Porcia London walked into the West Los Angeles courthouse ready to fight her red light camera ticket.
Unlike some drivers facing fines, the 29-year-old homemaker had not risked a deadly broadside by sailing through a stop light -- the principal safety problem cameras were intended to address. Her $159 citation came after she braked at a Manchester Avenue intersection, checked for cross traffic and made a right turn.
"I looked to make sure," she said. "I wasn't being unsafe."
In Los Angeles, officials estimate that 80% of red light camera tickets go not to those running through intersections but to drivers making rolling right turns, a Times review has found. As London realized that day in court, her turn was illegal because she did not completely stop before turning.

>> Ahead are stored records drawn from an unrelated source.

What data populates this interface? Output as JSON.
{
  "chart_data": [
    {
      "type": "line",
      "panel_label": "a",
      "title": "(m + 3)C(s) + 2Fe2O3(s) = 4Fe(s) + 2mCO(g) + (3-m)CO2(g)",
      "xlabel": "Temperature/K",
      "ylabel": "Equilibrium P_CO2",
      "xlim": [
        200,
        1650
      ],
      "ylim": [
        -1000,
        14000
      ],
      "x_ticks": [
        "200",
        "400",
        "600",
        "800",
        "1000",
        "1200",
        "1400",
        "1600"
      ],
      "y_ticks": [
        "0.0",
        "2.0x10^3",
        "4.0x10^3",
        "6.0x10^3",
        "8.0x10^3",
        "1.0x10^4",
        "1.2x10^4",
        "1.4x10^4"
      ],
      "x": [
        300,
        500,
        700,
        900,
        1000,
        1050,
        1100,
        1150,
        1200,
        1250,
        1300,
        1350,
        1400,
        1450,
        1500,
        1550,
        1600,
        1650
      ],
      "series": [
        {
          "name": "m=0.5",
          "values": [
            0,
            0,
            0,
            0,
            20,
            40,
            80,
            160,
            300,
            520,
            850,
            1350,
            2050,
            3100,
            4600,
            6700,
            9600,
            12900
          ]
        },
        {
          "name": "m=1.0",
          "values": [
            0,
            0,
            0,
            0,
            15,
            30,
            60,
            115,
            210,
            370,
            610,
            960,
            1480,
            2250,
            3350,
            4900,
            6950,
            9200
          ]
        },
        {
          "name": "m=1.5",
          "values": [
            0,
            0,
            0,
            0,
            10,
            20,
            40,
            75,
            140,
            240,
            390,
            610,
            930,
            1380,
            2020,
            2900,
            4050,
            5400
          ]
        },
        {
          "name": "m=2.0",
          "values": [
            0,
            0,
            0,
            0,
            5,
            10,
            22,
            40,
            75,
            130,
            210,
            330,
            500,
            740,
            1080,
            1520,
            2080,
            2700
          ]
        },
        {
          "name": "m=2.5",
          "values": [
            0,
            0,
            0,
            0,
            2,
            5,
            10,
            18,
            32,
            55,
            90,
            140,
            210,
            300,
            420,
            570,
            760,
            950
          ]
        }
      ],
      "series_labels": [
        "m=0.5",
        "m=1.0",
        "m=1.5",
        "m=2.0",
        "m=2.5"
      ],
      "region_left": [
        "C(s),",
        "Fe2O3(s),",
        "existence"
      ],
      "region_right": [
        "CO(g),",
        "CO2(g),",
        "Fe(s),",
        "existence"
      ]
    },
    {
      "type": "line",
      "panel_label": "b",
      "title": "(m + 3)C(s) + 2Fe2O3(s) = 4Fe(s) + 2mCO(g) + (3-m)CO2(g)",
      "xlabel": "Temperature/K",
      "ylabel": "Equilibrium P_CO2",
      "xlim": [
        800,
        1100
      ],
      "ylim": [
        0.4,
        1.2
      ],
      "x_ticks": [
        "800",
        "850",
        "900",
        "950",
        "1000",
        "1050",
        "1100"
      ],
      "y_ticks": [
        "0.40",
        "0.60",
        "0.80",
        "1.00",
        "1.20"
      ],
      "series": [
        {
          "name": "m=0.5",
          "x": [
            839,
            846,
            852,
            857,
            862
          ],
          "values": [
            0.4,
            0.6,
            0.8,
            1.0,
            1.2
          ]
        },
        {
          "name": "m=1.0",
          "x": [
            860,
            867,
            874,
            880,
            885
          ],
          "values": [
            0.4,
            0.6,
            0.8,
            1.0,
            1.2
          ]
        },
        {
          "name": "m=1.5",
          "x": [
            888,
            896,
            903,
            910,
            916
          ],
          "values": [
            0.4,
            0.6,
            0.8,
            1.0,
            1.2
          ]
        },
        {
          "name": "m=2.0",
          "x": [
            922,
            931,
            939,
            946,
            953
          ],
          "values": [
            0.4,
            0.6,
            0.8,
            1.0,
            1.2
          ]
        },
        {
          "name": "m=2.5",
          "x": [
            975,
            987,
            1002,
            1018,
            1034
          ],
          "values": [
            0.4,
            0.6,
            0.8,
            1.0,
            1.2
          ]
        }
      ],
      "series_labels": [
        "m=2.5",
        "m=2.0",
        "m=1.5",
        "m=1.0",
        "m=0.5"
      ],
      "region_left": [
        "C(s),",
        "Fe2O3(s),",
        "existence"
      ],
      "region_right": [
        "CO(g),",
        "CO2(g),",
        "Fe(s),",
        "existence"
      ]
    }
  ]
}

One of the most powerful selling points for photo enforcement systems, which now monitor 175 intersections in Los Angeles County and hundreds more across the United States, has been the promise of reducing collisions caused by drivers barreling through red lights.
But it is the right-turn infraction -- a frequently misunderstood and less pressing safety concern -- that drives tickets and revenue in the nation's second-biggest city and at least half a dozen others across the county.
Some researchers and traffic engineers question the enforcement strategy.
"I've never . . . seen any studies that suggest red light cameras would be a good safety intervention to reduce right-turning accidents," said Mark Burkey, a researcher at North Carolina A&T State University who has studied photo enforcement collision patterns.
Some county cities with photo enforcement opt not to target right turns. Others limit camera use for those citations.
"We're kind of very leery about right turns. . . . They're not really unsafe per se," said Pasadena's senior traffic engineer, Norman Baculinao. Only one of that city's seven camera-equipped intersection approaches is set up to monitor right-turn violations, he said.
"This is intended to be a traffic safety program. People who make right turns generally are going at a low speed," and resulting accidents tend to be a "sideswipe at most," he said.
Emphasizing those violations, Baculinao said, would be "more for revenue generation" than safety.